ディスクの永続化により、データ フローとデータ フロー グラフは再起動後も処理状態を維持できます。 この機能を有効にすると、MQTT ブローカーは、サブスクライバー キュー内のメッセージなどのデータをディスクに保持します。 この方法は、停電やブローカーの再起動中に、データ フローのデータ ソースがキューに格納されたデータを失わないよう支援します。 永続化はデータ フローごとに構成されるため、ブローカーは最適なパフォーマンスを維持するため、この機能を使用する必要があるデータ フローのみが使用されます。

データ フローは、MQTTv5 ユーザー プロパティを使用して、サブスクリプション中に永続化を要求します。 この機能は、次の場合にのみ機能します。

  • データ フローでは、MQTT ブローカーまたは資産がソースとして使用されます。
  • MQTT ブローカーでは、サブスクライバー キューなどのデータ型に対して動的永続化モードが Enabled に設定された永続化が有効になっています。

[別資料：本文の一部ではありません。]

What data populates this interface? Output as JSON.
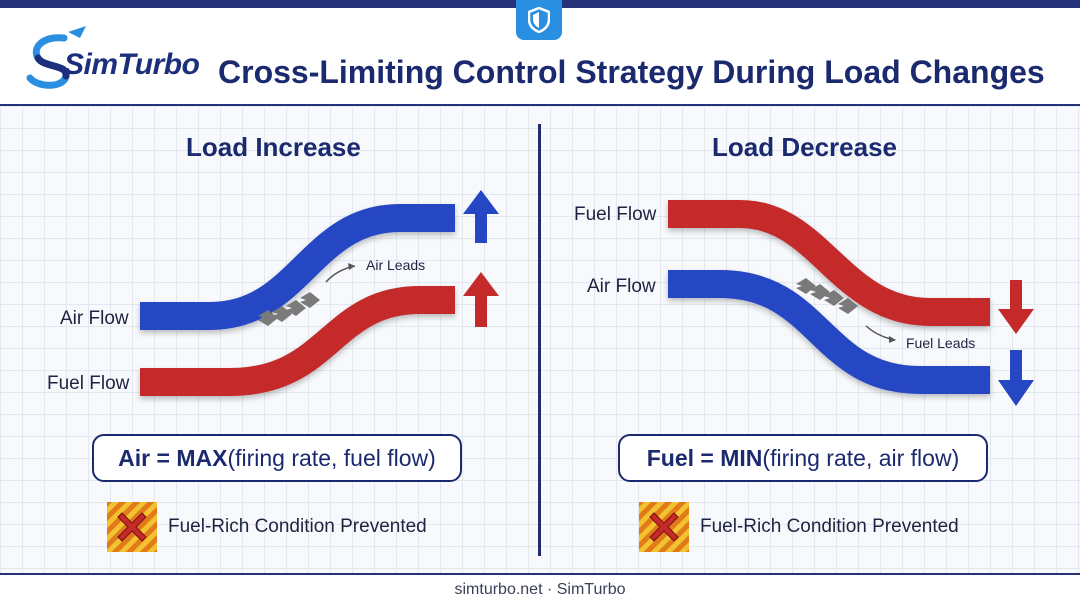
{
  "header": {
    "logo_text": "SimTurbo",
    "title": "Cross-Limiting Control Strategy During Load Changes"
  },
  "left_panel": {
    "title": "Load Increase",
    "air_label": "Air Flow",
    "fuel_label": "Fuel Flow",
    "lead_label": "Air Leads",
    "formula_bold": "Air = MAX",
    "formula_rest": "(firing rate, fuel flow)",
    "status": "Fuel-Rich Condition Prevented"
  },
  "right_panel": {
    "title": "Load Decrease",
    "fuel_label": "Fuel Flow",
    "air_label": "Air Flow",
    "lead_label": "Fuel Leads",
    "formula_bold": "Fuel = MIN",
    "formula_rest": "(firing rate, air flow)",
    "status": "Fuel-Rich Condition Prevented"
  },
  "footer": {
    "text": "simturbo.net · SimTurbo"
  },
  "colors": {
    "air": "#2547c4",
    "fuel": "#c42a2a",
    "navy": "#1b2a6e",
    "accent": "#2a8fe0"
  },
  "icons": [
    "shield-icon",
    "logo-swoosh-icon",
    "arrow-up-icon",
    "arrow-down-icon",
    "chevron-icon",
    "warning-x-icon"
  ]
}
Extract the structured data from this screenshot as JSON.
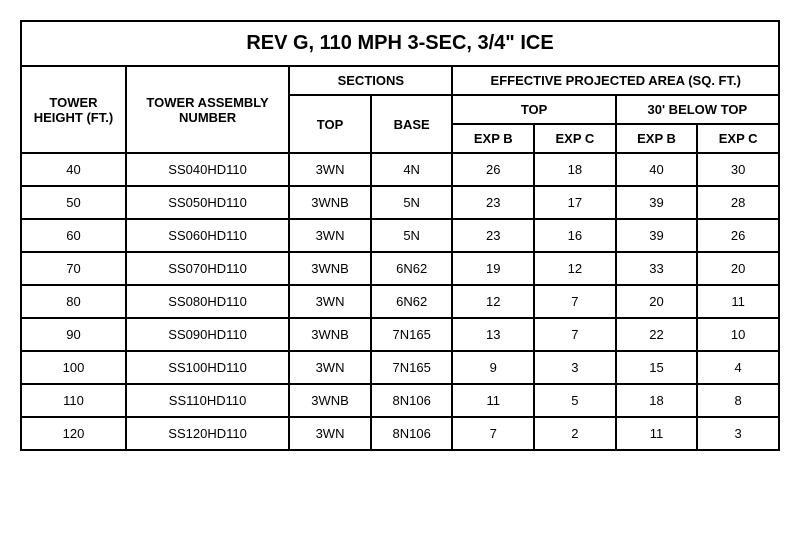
{
  "title": "REV G, 110 MPH 3-SEC, 3/4\" ICE",
  "headers": {
    "tower_height": "TOWER HEIGHT (FT.)",
    "tower_assembly": "TOWER ASSEMBLY NUMBER",
    "sections": "SECTIONS",
    "epa": "EFFECTIVE PROJECTED AREA (SQ. FT.)",
    "top": "TOP",
    "base": "BASE",
    "epa_top": "TOP",
    "epa_below": "30' BELOW TOP",
    "exp_b": "EXP B",
    "exp_c": "EXP C"
  },
  "rows": [
    {
      "height": "40",
      "assembly": "SS040HD110",
      "top": "3WN",
      "base": "4N",
      "top_b": "26",
      "top_c": "18",
      "below_b": "40",
      "below_c": "30"
    },
    {
      "height": "50",
      "assembly": "SS050HD110",
      "top": "3WNB",
      "base": "5N",
      "top_b": "23",
      "top_c": "17",
      "below_b": "39",
      "below_c": "28"
    },
    {
      "height": "60",
      "assembly": "SS060HD110",
      "top": "3WN",
      "base": "5N",
      "top_b": "23",
      "top_c": "16",
      "below_b": "39",
      "below_c": "26"
    },
    {
      "height": "70",
      "assembly": "SS070HD110",
      "top": "3WNB",
      "base": "6N62",
      "top_b": "19",
      "top_c": "12",
      "below_b": "33",
      "below_c": "20"
    },
    {
      "height": "80",
      "assembly": "SS080HD110",
      "top": "3WN",
      "base": "6N62",
      "top_b": "12",
      "top_c": "7",
      "below_b": "20",
      "below_c": "11"
    },
    {
      "height": "90",
      "assembly": "SS090HD110",
      "top": "3WNB",
      "base": "7N165",
      "top_b": "13",
      "top_c": "7",
      "below_b": "22",
      "below_c": "10"
    },
    {
      "height": "100",
      "assembly": "SS100HD110",
      "top": "3WN",
      "base": "7N165",
      "top_b": "9",
      "top_c": "3",
      "below_b": "15",
      "below_c": "4"
    },
    {
      "height": "110",
      "assembly": "SS110HD110",
      "top": "3WNB",
      "base": "8N106",
      "top_b": "11",
      "top_c": "5",
      "below_b": "18",
      "below_c": "8"
    },
    {
      "height": "120",
      "assembly": "SS120HD110",
      "top": "3WN",
      "base": "8N106",
      "top_b": "7",
      "top_c": "2",
      "below_b": "11",
      "below_c": "3"
    }
  ],
  "styling": {
    "border_color": "#000000",
    "background_color": "#ffffff",
    "title_fontsize": 20,
    "header_fontsize": 13,
    "data_fontsize": 13,
    "font_family": "Arial"
  }
}
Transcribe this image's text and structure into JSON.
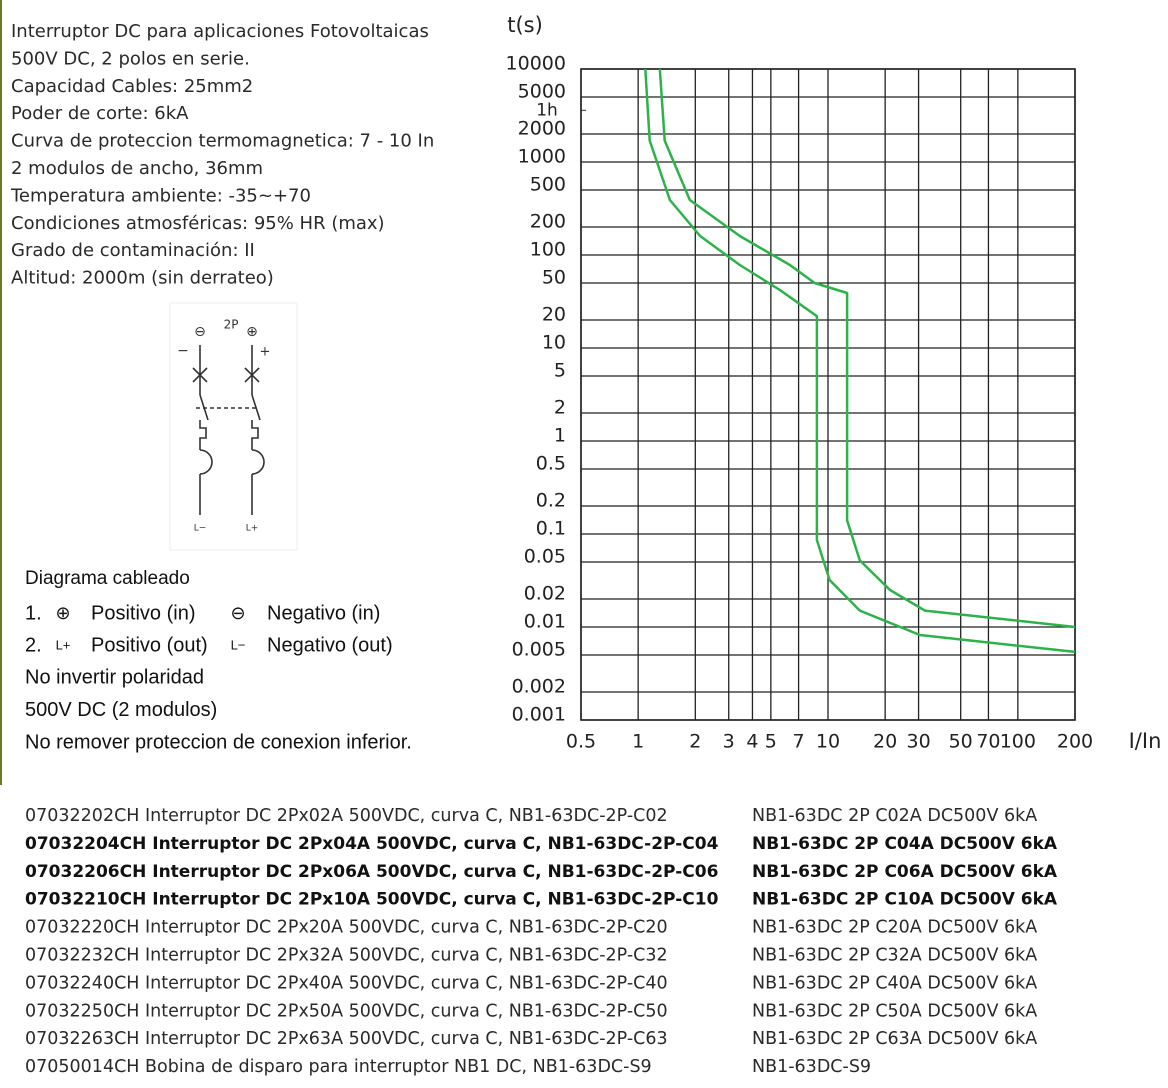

MQTT ブローカーの永続化の構成の詳細については、「 MQTT ブローカーの永続化の構成」を参照してください。

この設定は、 Enabled または Disabledを受け入れます。 Disabled はデフォルト値です。

データ フローの構成

データ フローを作成または編集するときに、[編集] を選択し、[データの永続化を要求する] の横にある [はい] を選択します。

データ フロー グラフ用に構成する

データ フロー グラフを作成または編集するときに、[編集] を選択し、[データ永続化の要求] の横にある [はい] を選択します。